The TSANZ [2] and BTS [1] guidelines for acute oxygen therapy both recommend use of pulse oximetry as a vital sign and tool to titrate oxygen therapy to a target oxygen saturation range. The TSANZ recommend oxygen is delivered to a SpO2 target range of 92 to 96% in patients not at risk of hypercapnic respiratory failure [2]. This range was developed to reduce the risks of both hyperoxaemia and hypoxaemia, while recognising potential oximeter accuracy limitations [35]. The lower limit of 92% is supported by a SpO2 saturation of ≥92% indicating that hypoxaemia (SaO2 < 90%) is not present. The recommended upper SpO2 limit of 96%, aimed at avoiding hyperoxaemia, is supported by the finding that 12 of the 13 participants with a PaO2 of greater than 100 mmHg had a SpO2 value over 96%.

A SpO2 < 90% had a specificity of only 70.5% in identifying a PaO2 < 60 mmHg, while for SaO2 < 90% it was only 54.1%. These values are in keeping with the majority of participants being positioned to the left of the predicted oxygen haemoglobin dissociation curve. In keeping with recommendations by the TSANZ Oximetry Guidelines [3], these findings highlight the limitations of estimating PaO2 from saturation values, and vice versa.

Patients with sickle cell anaemia, methaemoglobinemia, or CO poisoning were excluded from the study and nail polish was removed where possible as these factors are well established to impact on oximeter results [3]. SaO2, oximeter model and the numerous clinical variables were not found to significantly impact on oximeter accuracy. However, it was not possible to evaluate the effect of earlobe oximetry, Fitzpatrick scale V or VI, or ED location on accuracy due to there being only one participant in each of these categories.

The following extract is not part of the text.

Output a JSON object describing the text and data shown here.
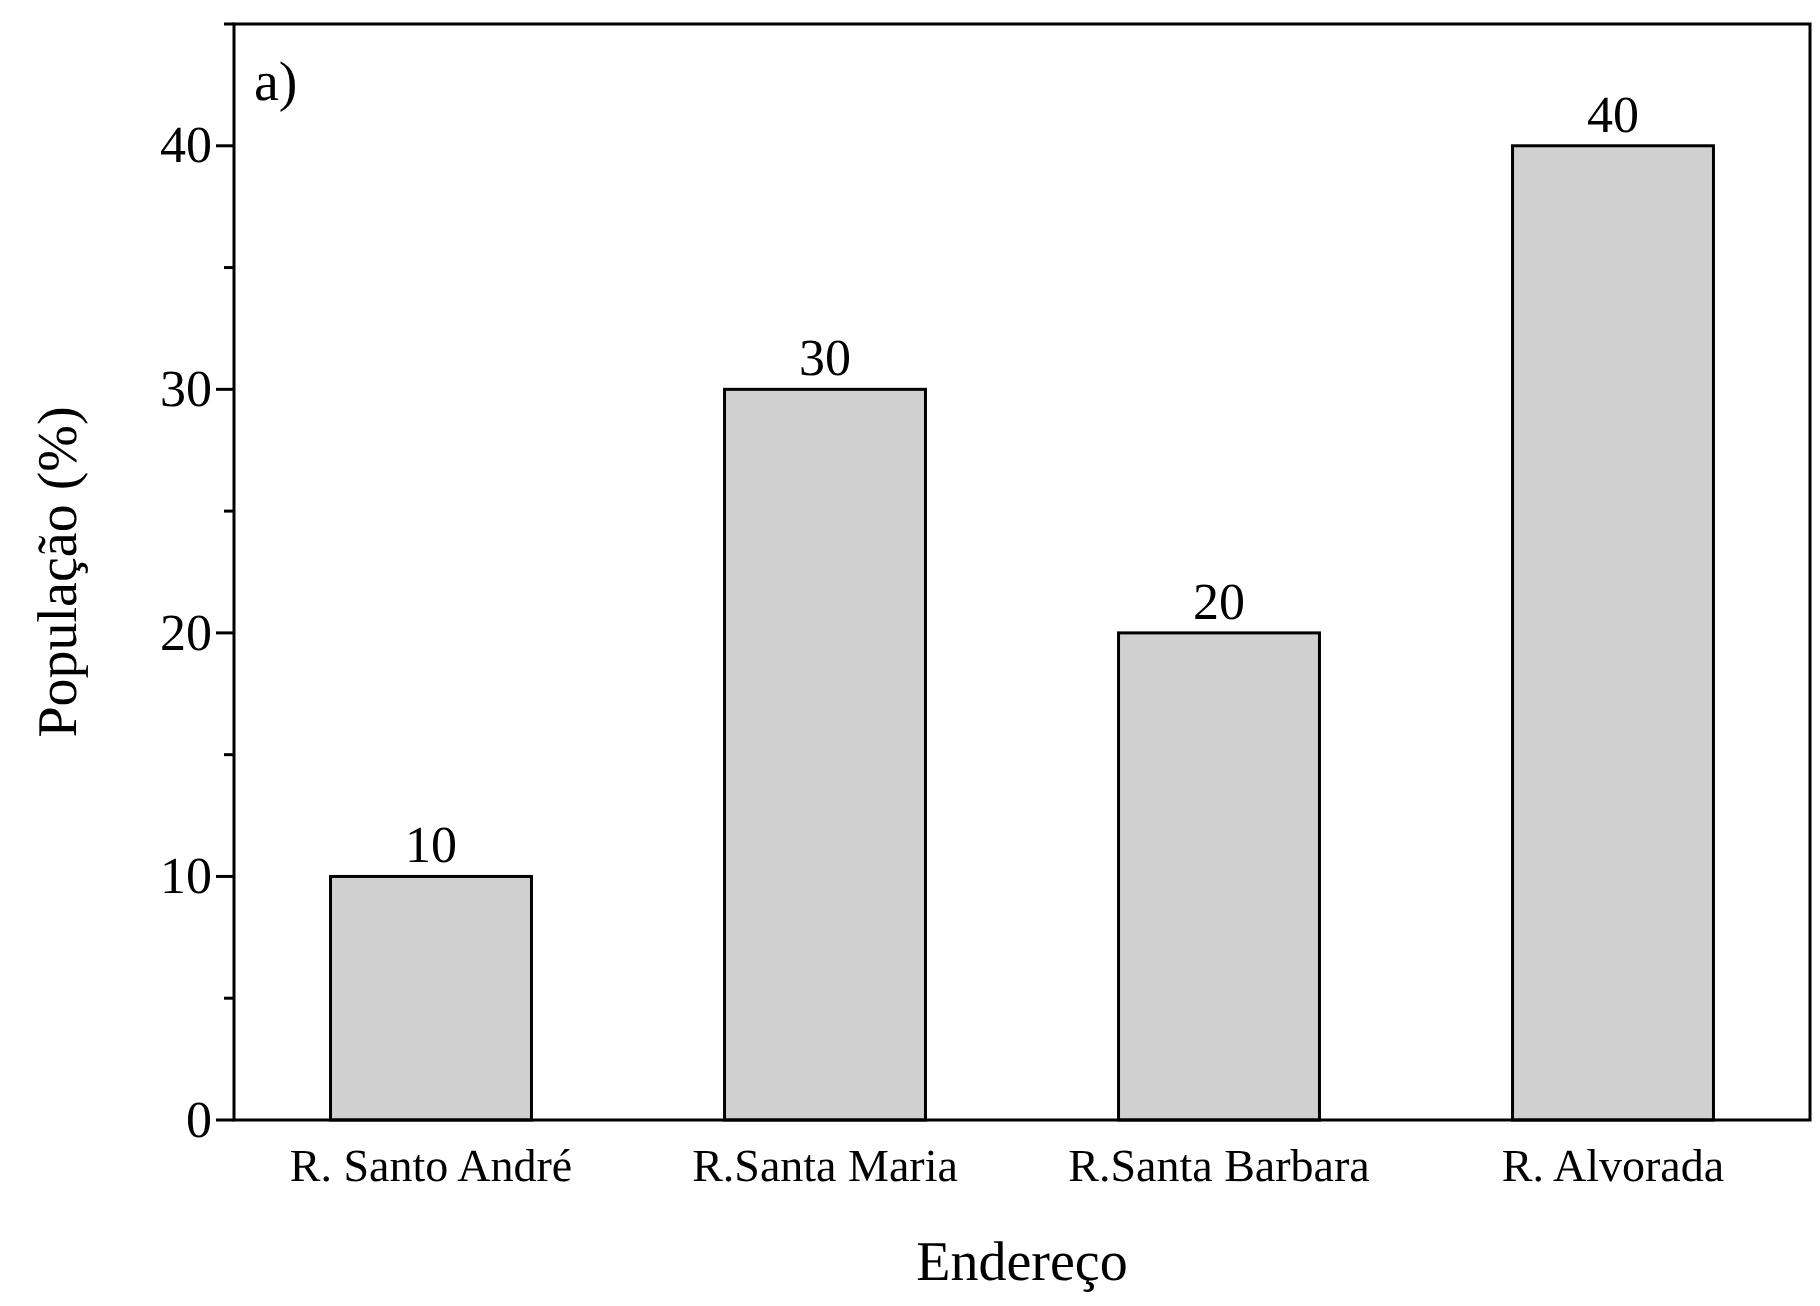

This study had the advantage of a multicentre design and use of a range of oximeters routinely available to clinical staff in a variety of hospital settings. A wide range of adult patients were included, both in terms of presenting diagnosis and illness severity. While there were a range of SaO2 values between 72 and 100%, the results cannot be applied to patients with a SaO2 of under 70%, at which oximeter inaccuracy is well recognised [3]. Results may not be applicable to paediatric patients or adult patients in theatre, ICU or ED, especially as a variety of factors specific to these patients have been previously identified as affecting oximeter accuracy [11, 15, 17, 25, 27, 28, 30, 31]. Having only one participant with a Fitzpatrick score of V, and none with VI, meant study findings may not be applicable to patients with higher skin pigmentation. This is especially important as oximeter accuracy has been demonstrated to decrease as pigmentation increases, particularly at lower SaO2 levels and in oximeters of the same brand as some of those used in our study (Massimo Radical and Nonin 9700) [7].

Single oximeter and ABG measurement pairing from each participant were used, which has the advantage of removing potential bias from repeated measures in the same participant. However, this did mean we could not specifically assess the accuracy of SpO2 to detect changes in SaO2 over time.

Conclusions

Overall, the oximeters in this study had good accuracy in determining individual SaO2 values and detecting hypoxaemia in a range of clinical settings. The use of a SpO2 of 92% as the lower boundary for the titration of oxygen therapy was supported by 100% sensitivity for SpO2 < 92% in identifying hypoxaemia (SaO2 < 90%). In a small number of participants discrepancies between SpO2 and SaO2 could have implications for patient assessment and management. This highlights the importance interpreting SpO2 within clinical context.